Vector search underpins most retrieval-augmented generation (RAG) pipelines, but at scale, it becomes prohibitively expensive. Storing 10 million document embeddings in float32 consumes roughly 31GB of RAM, creating significant constraints for development teams running local or on-premise inference.
A new open-source library called Turbovec addresses this issue directly. Written in Rust with Python bindings, it is built on TurboQuant, a quantization algorithm from Google Research. With Turbovec, the same 10-million-document corpus fits into just 4GB of RAM. On ARM hardware, its search speed outperforms FAISS IndexPQFastScan by 12–20%.
TurboQuant was introduced by Google’s research team as a data-oblivious quantizer. It achieves near-optimal distortion rates across all bit-widths and dimensions while requiring zero training and zero passes over the data.
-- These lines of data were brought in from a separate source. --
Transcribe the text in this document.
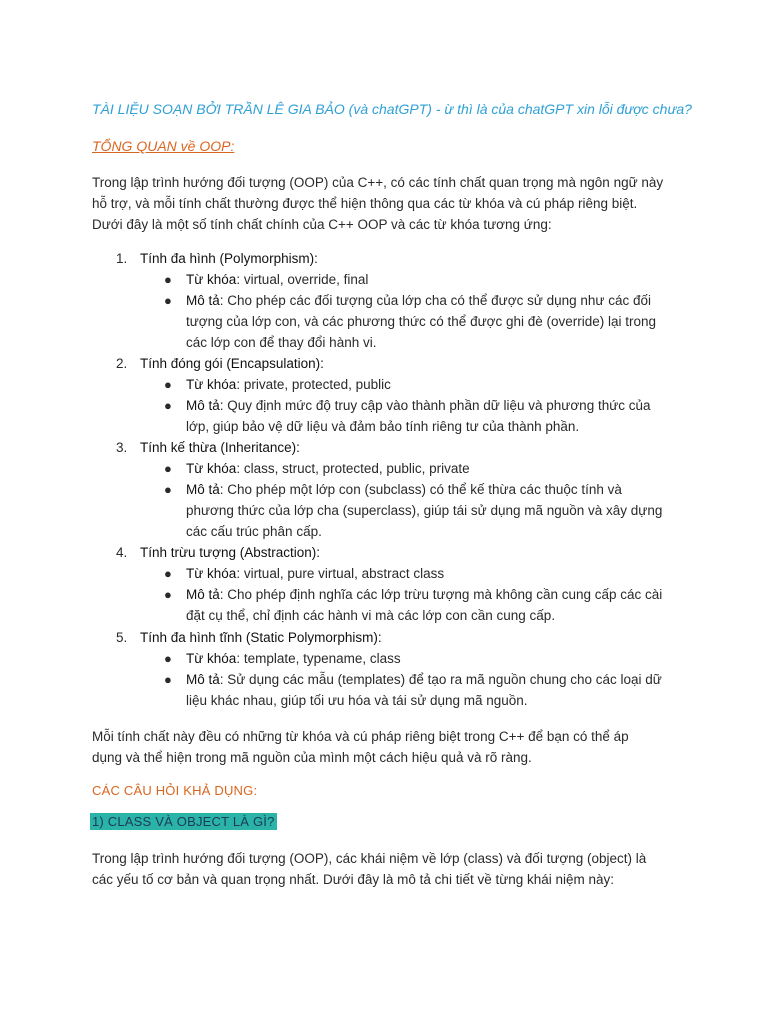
TÀI LIỆU SOẠN BỞI TRẦN LÊ GIA BẢO (và chatGPT) - ừ thì là của chatGPT xin lỗi được chưa?
TỔNG QUAN về OOP:

Trong lập trình hướng đối tượng (OOP) của C++, có các tính chất quan trọng mà ngôn ngữ này

hỗ trợ, và mỗi tính chất thường được thể hiện thông qua các từ khóa và cú pháp riêng biệt.

Dưới đây là một số tính chất chính của C++ OOP và các từ khóa tương ứng:

1. Tính đa hình (Polymorphism):
● Từ khóa: virtual, override, final
● Mô tả: Cho phép các đối tượng của lớp cha có thể được sử dụng như các đối
tượng của lớp con, và các phương thức có thể được ghi đè (override) lại trong
các lớp con để thay đổi hành vi.
2. Tính đóng gói (Encapsulation):
● Từ khóa: private, protected, public
● Mô tả: Quy định mức độ truy cập vào thành phần dữ liệu và phương thức của
lớp, giúp bảo vệ dữ liệu và đảm bảo tính riêng tư của thành phần.
3. Tính kế thừa (Inheritance):
● Từ khóa: class, struct, protected, public, private
● Mô tả: Cho phép một lớp con (subclass) có thể kế thừa các thuộc tính và
phương thức của lớp cha (superclass), giúp tái sử dụng mã nguồn và xây dựng
các cấu trúc phân cấp.
4. Tính trừu tượng (Abstraction):
● Từ khóa: virtual, pure virtual, abstract class
● Mô tả: Cho phép định nghĩa các lớp trừu tượng mà không cần cung cấp các cài
đặt cụ thể, chỉ định các hành vi mà các lớp con cần cung cấp.
5. Tính đa hình tĩnh (Static Polymorphism):
● Từ khóa: template, typename, class
● Mô tả: Sử dụng các mẫu (templates) để tạo ra mã nguồn chung cho các loại dữ
liệu khác nhau, giúp tối ưu hóa và tái sử dụng mã nguồn.

Mỗi tính chất này đều có những từ khóa và cú pháp riêng biệt trong C++ để bạn có thể áp

dụng và thể hiện trong mã nguồn của mình một cách hiệu quả và rõ ràng.

CÁC CÂU HỎI KHẢ DỤNG:
1) CLASS VÀ OBJECT LÀ GÌ?

Trong lập trình hướng đối tượng (OOP), các khái niệm về lớp (class) và đối tượng (object) là

các yếu tố cơ bản và quan trọng nhất. Dưới đây là mô tả chi tiết về từng khái niệm này:
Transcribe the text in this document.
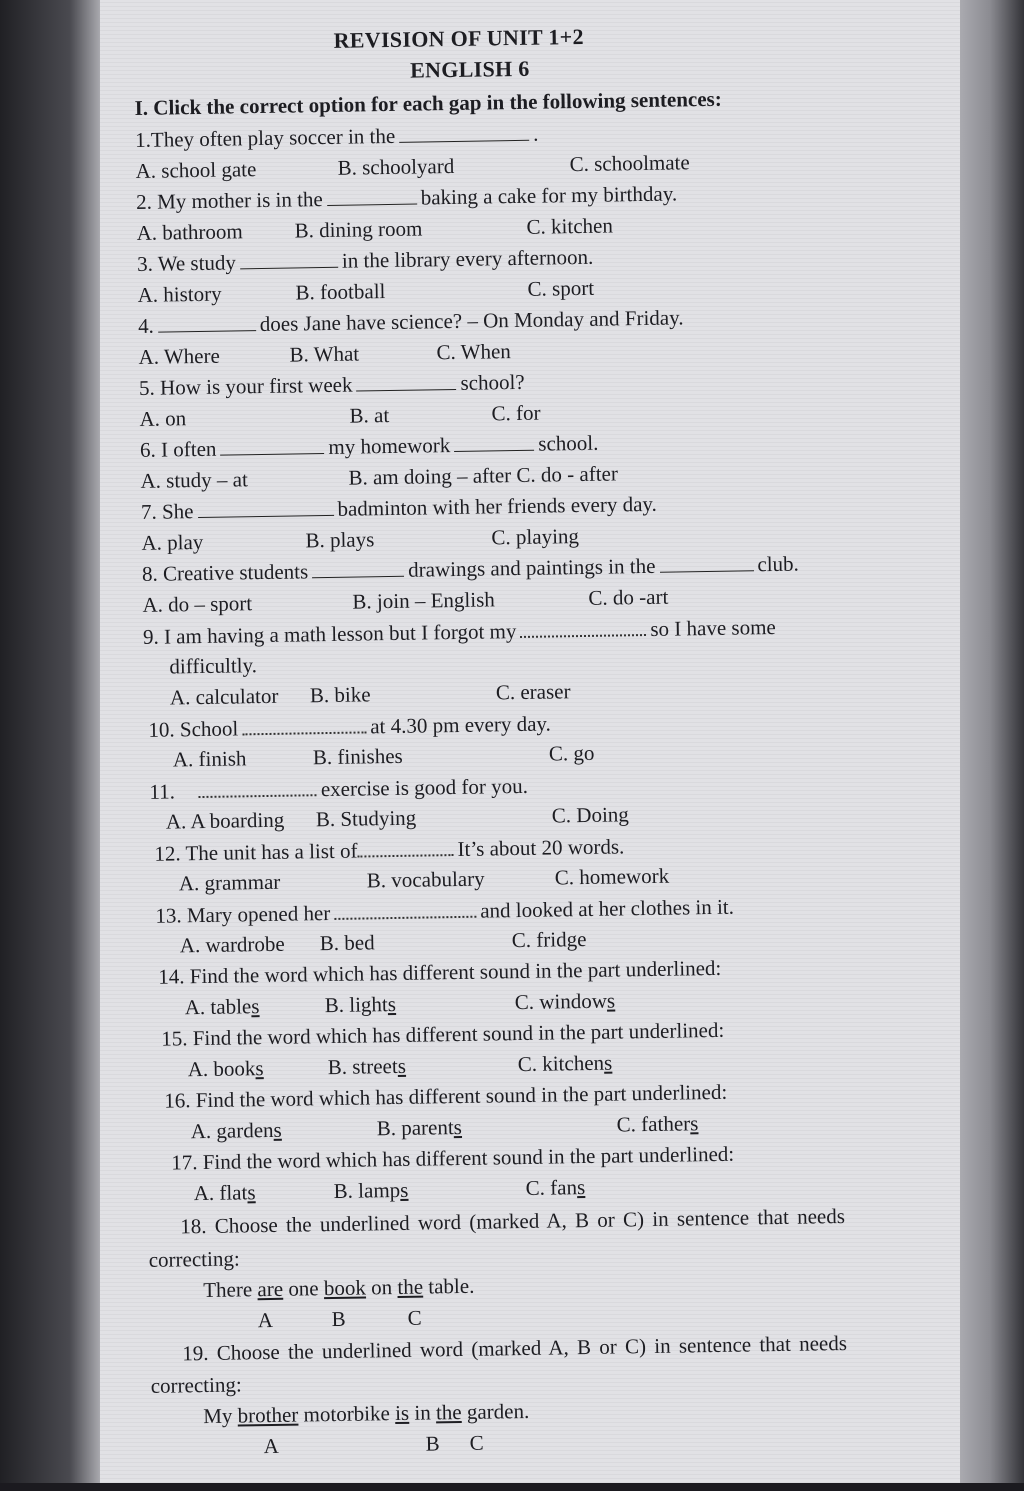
REVISION OF UNIT 1+2
ENGLISH 6
I. Click the correct option for each gap in the following sentences:
1.They often play soccer in the	.
A. school gate	B. schoolyard	C. schoolmate
2. My mother is in the	baking a cake for my birthday.
A. bathroom B. dining room	C. kitchen
3. We study	in the library every afternoon.
A. history	B. football	C. sport
4.	does Jane have science? – On Monday and Friday.
A. Where	B. What	C. When
5. How is your first week	school?
A. on	B. at	C. for
6. I often	my homework	school.
A. study – at	B. am doing – after C. do - after
7. She	badminton with her friends every day.
A. play	B. plays	C. playing
8. Creative students	drawings and paintings in the	club.
A. do – sport	B. join – English	C. do -art
9. I am having a math lesson but I forgot my	so I have some
difficultly.
A. calculator B. bike	C. eraser
10. School	at 4.30 pm every day.
A. finish	B. finishes	C. go
11.	exercise is good for you.
A. A boarding B. Studying	C. Doing
12. The unit has a list of	It’s about 20 words.
A. grammar	B. vocabulary	C. homework
13. Mary opened her	and looked at her clothes in it.
A. wardrobe B. bed	C. fridge
14. Find the word which has different sound in the part underlined:
A. tables	B. lights	C. windows
15. Find the word which has different sound in the part underlined:
A. books	B. streets	C. kitchens
16. Find the word which has different sound in the part underlined:
A. gardens	B. parents	C. fathers
17. Find the word which has different sound in the part underlined:
A. flats	B. lamps	C. fans
18. Choose the underlined word (marked A, B or C) in sentence that needs
correcting:
There are one book on the table.
A	B	C
19. Choose the underlined word (marked A, B or C) in sentence that needs
correcting:
My brother motorbike is in the garden.
A	B C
Most production-grade quantizers, including FAISS’s Product Quantization (PQ), require a codebook training step, often involving k-means clustering on a representative sample. If the corpus shifts, a full re-index is usually necessary. TurboQuant bypasses this by using analytical properties of rotated vectors instead of data-dependent calibration.
The Turbovec quantization pipeline involves four key steps: (1) Vector normalization, where the norm is stored as a single float and the vector becomes a unit direction on a hypersphere. (2) Random rotation using an orthogonal matrix, causing coordinates to follow a predictable distribution (converging to Gaussian N(0, 1/d) in high dimensions). (3) Lloyd-Max scalar quantization, where optimal bucket boundaries are precomputed mathematically without data passes. (4) Bit-packing, shrinking a 1536-dimensional vector from 6,144 bytes in FP32 to 384 bytes at 2-bit, a 16x compression ratio.
During search, the query is rotated into the same domain, and scoring happens against codebook values using SIMD intrinsics—NEON for ARM and AVX-512BW or AVX2 for x86. This high-throughput approach allows Turbovec to maintain impressive recall and speed. In benchmarks involving 100K vectors and 1,000 queries, Turbovec proves to be a formidable alternative to FAISS for memory-constrained environments.